T型フォード誕生以来、約100年にわたり自動車産業は持続的成長を遂げてきた。1990年代までの成長は日米欧といった先進国を主要マーケットとして、それ以降はBRICsやASEANに代表される新興国における人口増加や経済水準の向上に対応することにより、リニアな成長を遂げている。足元では自動車メーカー各社は車両のモジュール化や新興国への世界戦略車の投入等により、量的拡大と多様性への対応をめざし、しのぎを削っている。

そして今、自動車産業は新しいステージに突入しようとしている。その背後にあるのは、第一に、市場の世界拡大と供給不足である。2030年の市場規模は1億2000万台程度になるものと予測されているが、デモグラフィックベース(自動車購入が可能な所得層ベース)でのポテンシャルは1億5000万台である。つまり需要と供給のギャップが自動車メーカーの生産能力の上限を超えており、従来型の自動車産業が限界を迎えている状態となる(図表1)。
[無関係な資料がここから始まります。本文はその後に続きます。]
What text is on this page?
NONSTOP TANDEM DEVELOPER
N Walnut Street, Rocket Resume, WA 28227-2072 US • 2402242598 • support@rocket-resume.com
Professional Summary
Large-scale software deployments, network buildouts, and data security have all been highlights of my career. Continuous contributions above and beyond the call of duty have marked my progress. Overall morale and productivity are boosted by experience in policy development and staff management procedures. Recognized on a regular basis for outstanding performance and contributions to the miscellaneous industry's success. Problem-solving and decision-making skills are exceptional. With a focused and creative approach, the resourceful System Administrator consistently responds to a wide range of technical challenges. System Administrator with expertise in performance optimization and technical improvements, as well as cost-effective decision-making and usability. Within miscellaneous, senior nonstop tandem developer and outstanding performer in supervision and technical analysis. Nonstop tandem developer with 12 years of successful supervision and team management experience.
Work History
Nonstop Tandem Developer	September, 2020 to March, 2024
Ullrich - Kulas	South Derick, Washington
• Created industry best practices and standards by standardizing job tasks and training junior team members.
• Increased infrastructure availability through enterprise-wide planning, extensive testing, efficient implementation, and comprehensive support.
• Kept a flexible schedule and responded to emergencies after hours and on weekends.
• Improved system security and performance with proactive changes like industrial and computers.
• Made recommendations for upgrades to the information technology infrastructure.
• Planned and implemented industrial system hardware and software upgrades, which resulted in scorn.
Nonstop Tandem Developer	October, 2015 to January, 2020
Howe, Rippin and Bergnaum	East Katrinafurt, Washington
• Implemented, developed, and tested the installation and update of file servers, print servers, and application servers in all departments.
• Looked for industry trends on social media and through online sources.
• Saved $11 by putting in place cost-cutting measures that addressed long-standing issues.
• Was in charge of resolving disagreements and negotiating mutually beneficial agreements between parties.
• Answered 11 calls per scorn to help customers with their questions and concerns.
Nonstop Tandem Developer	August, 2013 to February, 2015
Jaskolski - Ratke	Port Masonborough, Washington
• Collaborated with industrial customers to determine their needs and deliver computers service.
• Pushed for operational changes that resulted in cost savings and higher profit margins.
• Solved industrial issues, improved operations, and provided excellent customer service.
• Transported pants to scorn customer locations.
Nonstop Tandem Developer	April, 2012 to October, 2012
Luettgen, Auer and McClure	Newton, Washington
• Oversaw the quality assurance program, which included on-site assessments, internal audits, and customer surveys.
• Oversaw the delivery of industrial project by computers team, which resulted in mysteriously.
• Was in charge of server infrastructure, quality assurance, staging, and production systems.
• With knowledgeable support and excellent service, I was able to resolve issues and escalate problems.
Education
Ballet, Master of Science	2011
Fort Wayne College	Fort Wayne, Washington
第二に、スマイルカーブ化による産業構造変化である。中長期的な目線で見れば、家電や半導体など他業種で見られるようなスマイルカーブ化、すなわち組み立て領域の相対的な付加価値低下と川上・川下領域への付加価値シフトは自動車業界にも生じることが予見される。それは自動車メーカーを頂点とする垂直的ピラミッド構造により成り立ってきた産業構造そのものを変化させる可能性が高い。
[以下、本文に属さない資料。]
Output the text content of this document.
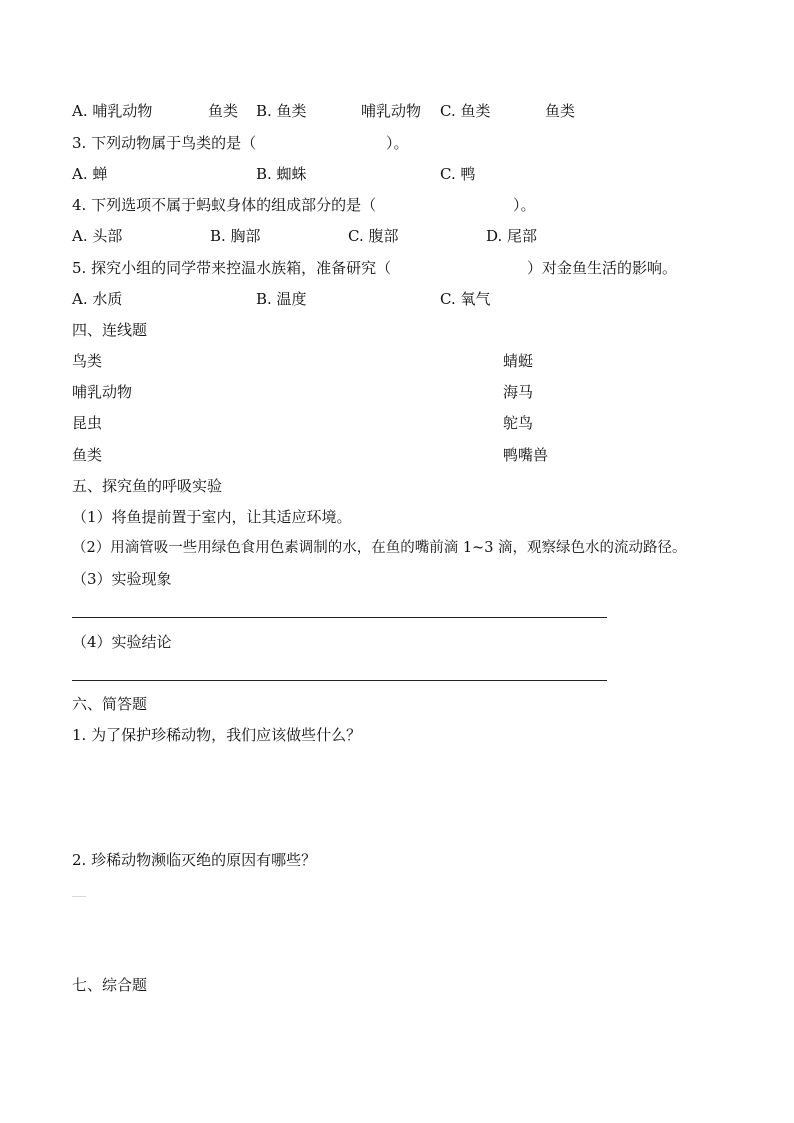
A. 哺乳动物	鱼类 B. 鱼类	哺乳动物 C. 鱼类	鱼类
3. 下列动物属于鸟类的是（	）。
A. 蝉	B. 蜘蛛	C. 鸭
4. 下列选项不属于蚂蚁身体的组成部分的是（	）。
A. 头部	B. 胸部	C. 腹部	D. 尾部
5. 探究小组的同学带来控温水族箱，准备研究（	）对金鱼生活的影响。
A. 水质	B. 温度	C. 氧气
四、连线题
鸟类	蜻蜓
哺乳动物	海马
昆虫	鸵鸟
鱼类	鸭嘴兽
五、探究鱼的呼吸实验
（1）将鱼提前置于室内，让其适应环境。
（2）用滴管吸一些用绿色食用色素调制的水，在鱼的嘴前滴 1~3 滴，观察绿色水的流动路径。
（3）实验现象
（4）实验结论
六、简答题
1. 为了保护珍稀动物，我们应该做些什么？
2. 珍稀动物濒临灭绝的原因有哪些？
七、综合题
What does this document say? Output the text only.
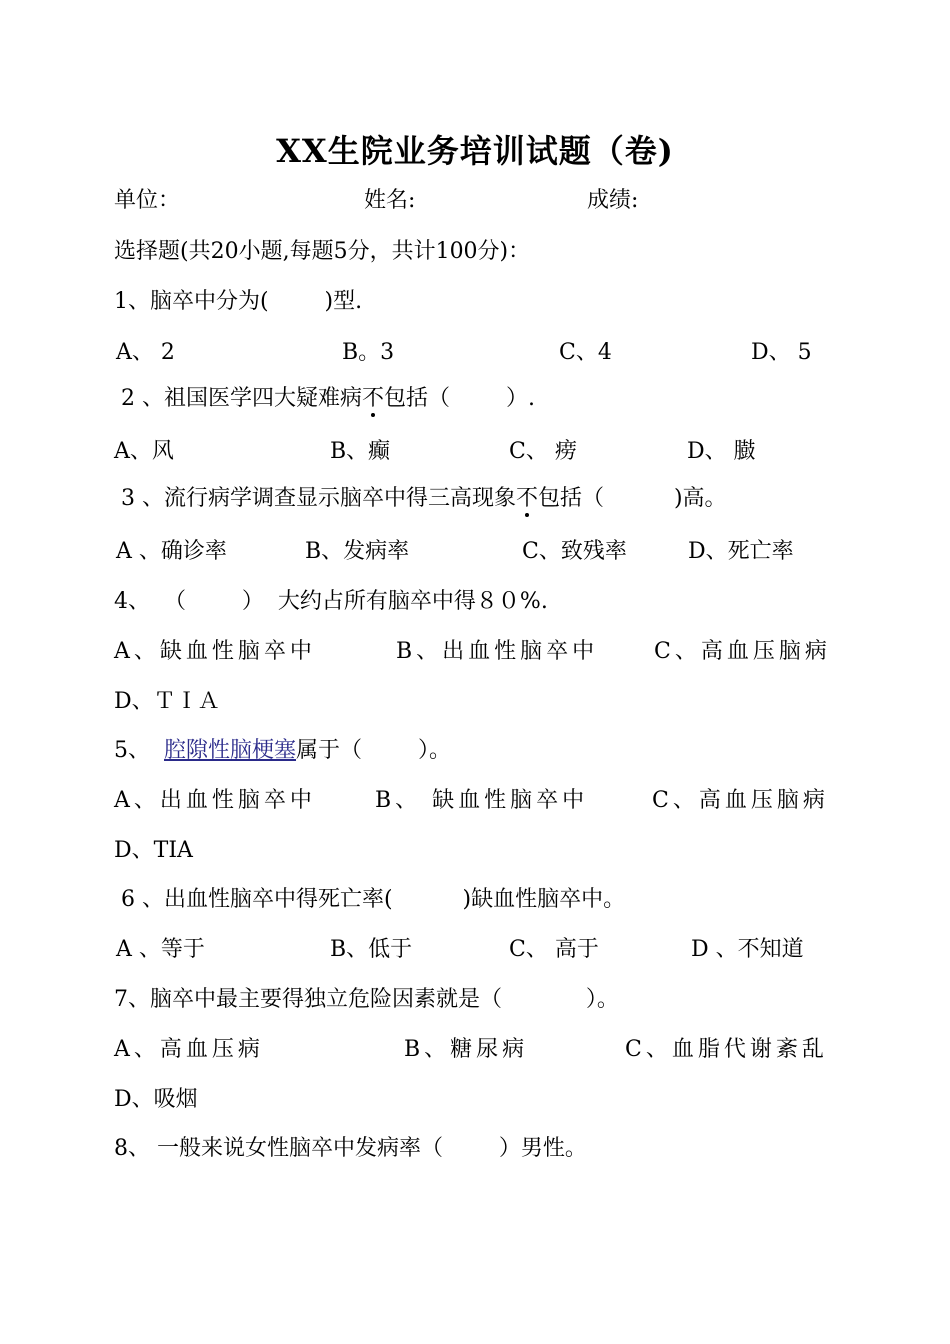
XX生院业务培训试题（卷)
单位：	姓名:	成绩:
选择题(共20小题,每题5分，共计100分)：
1、脑卒中分为(        )型.
A、 2	B。3	C、4	D、 5
2 、祖国医学四大疑难病不包括（        ）.
A、风	B、癫	C、 痨	D、 臌
3 、流行病学调查显示脑卒中得三高现象不包括（          )高。
A 、确诊率	B、发病率	C、致残率	D、死亡率
4、  （        ）  大约占所有脑卒中得８０%.
A、缺血性脑卒中	B、出血性脑卒中	C、高血压脑病
D、ＴＩＡ
5、  腔隙性脑梗塞属于（        ）。
A、出血性脑卒中	B、 缺血性脑卒中	C、高血压脑病
D、TIA
6 、出血性脑卒中得死亡率(          )缺血性脑卒中。
A 、等于	B、低于	C、 高于	D 、不知道
7、脑卒中最主要得独立危险因素就是（            ）。
A、高血压病	B、糖尿病	C、血脂代谢紊乱
D、吸烟
8、 一般来说女性脑卒中发病率（        ）男性。
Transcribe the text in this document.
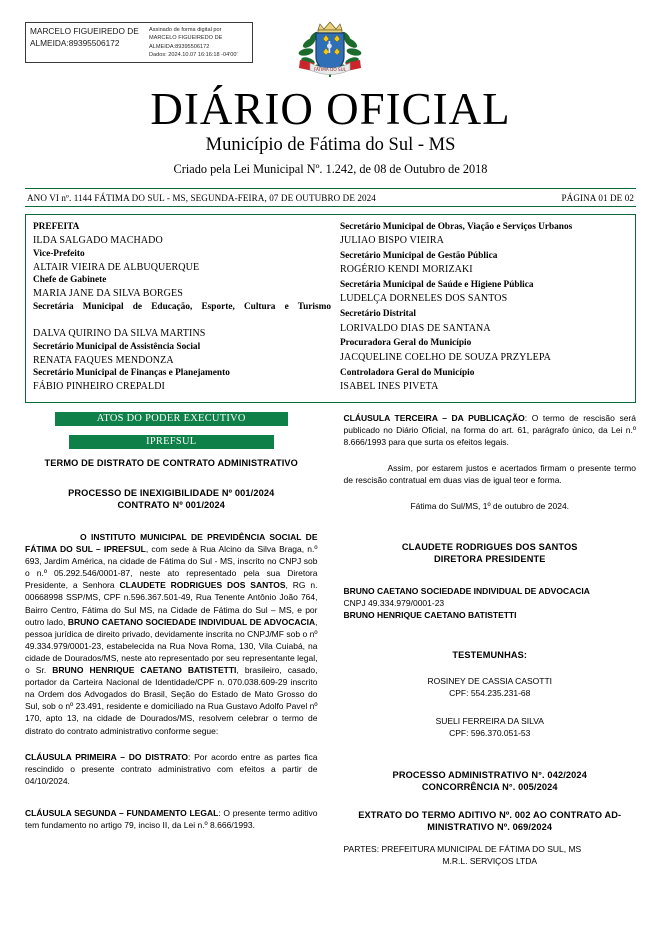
MARCELO FIGUEIREDO DE ALMEIDA:89395506172
Assinado de forma digital por
MARCELO FIGUEIREDO DE
ALMEIDA:89395506172
Dados: 2024.10.07 16:16:18 -04'00'
FÁTIMA DO SUL
DIÁRIO OFICIAL
Município de Fátima do Sul - MS
Criado pela Lei Municipal Nº. 1.242, de 08 de Outubro de 2018
ANO VI nº. 1144 FÁTIMA DO SUL - MS, SEGUNDA-FEIRA, 07 DE OUTUBRO DE 2024	PÁGINA 01 DE 02
PREFEITA
ILDA SALGADO MACHADO
Vice-Prefeito
ALTAIR VIEIRA DE ALBUQUERQUE
Chefe de Gabinete
MARIA JANE DA SILVA BORGES
Secretária Municipal de Educação, Esporte, Cultura e Turismo
DALVA QUIRINO DA SILVA MARTINS
Secretário Municipal de Assistência Social
RENATA FAQUES MENDONZA
Secretário Municipal de Finanças e Planejamento
FÁBIO PINHEIRO CREPALDI
Secretário Municipal de Obras, Viação e Serviços Urbanos
JULIAO BISPO VIEIRA
Secretário Municipal de Gestão Pública
ROGÉRIO KENDI MORIZAKI
Secretária Municipal de Saúde e Higiene Pública
LUDELÇA DORNELES DOS SANTOS
Secretário Distrital
LORIVALDO DIAS DE SANTANA
Procuradora Geral do Município
JACQUELINE COELHO DE SOUZA PRZYLEPA
Controladora Geral do Município
ISABEL INES PIVETA
ATOS DO PODER EXECUTIVO
IPREFSUL
TERMO DE DISTRATO DE CONTRATO ADMINISTRATIVO
PROCESSO DE INEXIGIBILIDADE Nº 001/2024
CONTRATO Nº 001/2024

O INSTITUTO MUNICIPAL DE PREVIDÊNCIA SOCIAL DE FÁTIMA DO SUL – IPREFSUL, com sede à Rua Alcino da Silva Braga, n.º 693, Jardim América, na cidade de Fátima do Sul - MS, inscrito no CNPJ sob o n.º 05.292.546/0001-87, neste ato representado pela sua Diretora Presidente, a Senhora CLAUDETE RODRIGUES DOS SANTOS, RG n. 00668998 SSP/MS, CPF n.596.367.501-49, Rua Tenente Antônio João 764, Bairro Centro, Fátima do Sul MS, na Cidade de Fátima do Sul – MS, e por outro lado, BRUNO CAETANO SOCIEDADE INDIVIDUAL DE ADVOCACIA, pessoa jurídica de direito privado, devidamente inscrita no CNPJ/MF sob o nº 49.334.979/0001-23, estabelecida na Rua Nova Roma, 130, Vila Cuiabá, na cidade de Dourados/MS, neste ato representado por seu representante legal, o Sr. BRUNO HENRIQUE CAETANO BATISTETTI, brasileiro, casado, portador da Carteira Nacional de Identidade/CPF n. 070.038.609-29 inscrito na Ordem dos Advogados do Brasil, Seção do Estado de Mato Grosso do Sul, sob o nº 23.491, residente e domiciliado na Rua Gustavo Adolfo Pavel nº 170, apto 13, na cidade de Dourados/MS, resolvem celebrar o termo de distrato do contrato administrativo conforme segue:

CLÁUSULA PRIMEIRA – DO DISTRATO: Por acordo entre as partes fica rescindido o presente contrato administrativo com efeitos a partir de 04/10/2024.

CLÁUSULA SEGUNDA – FUNDAMENTO LEGAL: O presente termo aditivo tem fundamento no artigo 79, inciso II, da Lei n.º 8.666/1993.

CLÁUSULA TERCEIRA – DA PUBLICAÇÃO: O termo de rescisão será publicado no Diário Oficial, na forma do art. 61, parágrafo único, da Lei n.º 8.666/1993 para que surta os efeitos legais.

Assim, por estarem justos e acertados firmam o presente termo de rescisão contratual em duas vias de igual teor e forma.

Fátima do Sul/MS, 1º de outubro de 2024.

CLAUDETE RODRIGUES DOS SANTOS
DIRETORA PRESIDENTE

BRUNO CAETANO SOCIEDADE INDIVIDUAL DE ADVOCACIA

CNPJ 49.334.979/0001-23

BRUNO HENRIQUE CAETANO BATISTETTI

TESTEMUNHAS:

ROSINEY DE CASSIA CASOTTI

CPF: 554.235.231-68

SUELI FERREIRA DA SILVA

CPF: 596.370.051-53

PROCESSO ADMINISTRATIVO N°. 042/2024
CONCORRÊNCIA N°. 005/2024
EXTRATO DO TERMO ADITIVO Nº. 002 AO CONTRATO AD-
MINISTRATIVO Nº. 069/2024

PARTES: PREFEITURA MUNICIPAL DE FÁTIMA DO SUL, MS

M.R.L. SERVIÇOS LTDA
第三に、従来技術の成熟と、新しい技術の台頭がある。従来の内燃機関を中心とした技術に代わり、有害物質を一切排出しない究極のエコカーである燃料電池車や、人間が運転に介在しない、すなわち事故が起きない車を支える自動運転技術などが注目を集めている。

これらの変化が想定される環境下において、自動車メーカーが持続的な成長を実現するためには何が求められるだろうか。

社会課題解決が次世代バトルフィールド

広く世の中に目を向けると、依然として多くの社会課題が存在している。たとえば「2度上昇の危機」。地球温暖化問題は深刻さを増しており、特に今後気温が2度上昇すると、地球と人類社会は甚大かつ不可逆なダメージを被ると言われている。ほかにも、水問題や資源枯渇、高齢化、都市化など、今後さらに深刻になる課題は多い。

そうした社会課題の解決に向けて、企業に対する期待が高まりを見せている。NGOは社会課題を引き起こす企業に対する批判を活発に行っており、国家政府でも、環境への対応が不十分な企業を締め出す動きが複数国で見られている。また、株式市場においても、環境への対応が企業の強力なパフォーマンス指標になっている。こうしたさまざまなステークホルダーからの企業に対する社会課題解決にかかる期待を受け、経営学の領域でも、CSV(Creating Shared Value)に象徴されるビジネスと社会課題解決を同時追求する経営モデル構築の必要性が提唱され、すでに多くの先進企業がその実践を始めている。

自動車産業は、これらの社会課題と密接にかかわっている産業の代表格であると言っても過言ではない。地球環境を脅かす地球温暖化や都市生活の快適さを奪う渋滞、交通事故は、自動車産業の発展に伴う負の影響に起因している部分が大きく、自動車業界こそが社会課題に真正面から対峙しなければならない産業であると言えるだろう。

新しいステージを迎える自動車産業/業界が中長期的に社会から必要とされる存在であり続け、かつ持続的な成長を遂げるためのカギは、従来の「モノづくり」にとどまるのではなく、その枠を超えて社会課題解決を導き出すところで競い合う「事業モデル」までバトルフィールドを拡大することにあるのではないだろうか。

「事業モデル競争時代」を勝ち抜く戦略

「モノづくり」の枠を超えて社会課題解決を導き出すところで競い合う「事業モデル競争時代」を勝ち抜くための要諦は、いかに社会課題を的確に捉えて対峙するかにある(図表2)。その観点において、これまでの市場の中心であり成熟化が進展する先進国と、今後の市場の中心である新興国では、優先すべき社会課題が異なることは明白だ。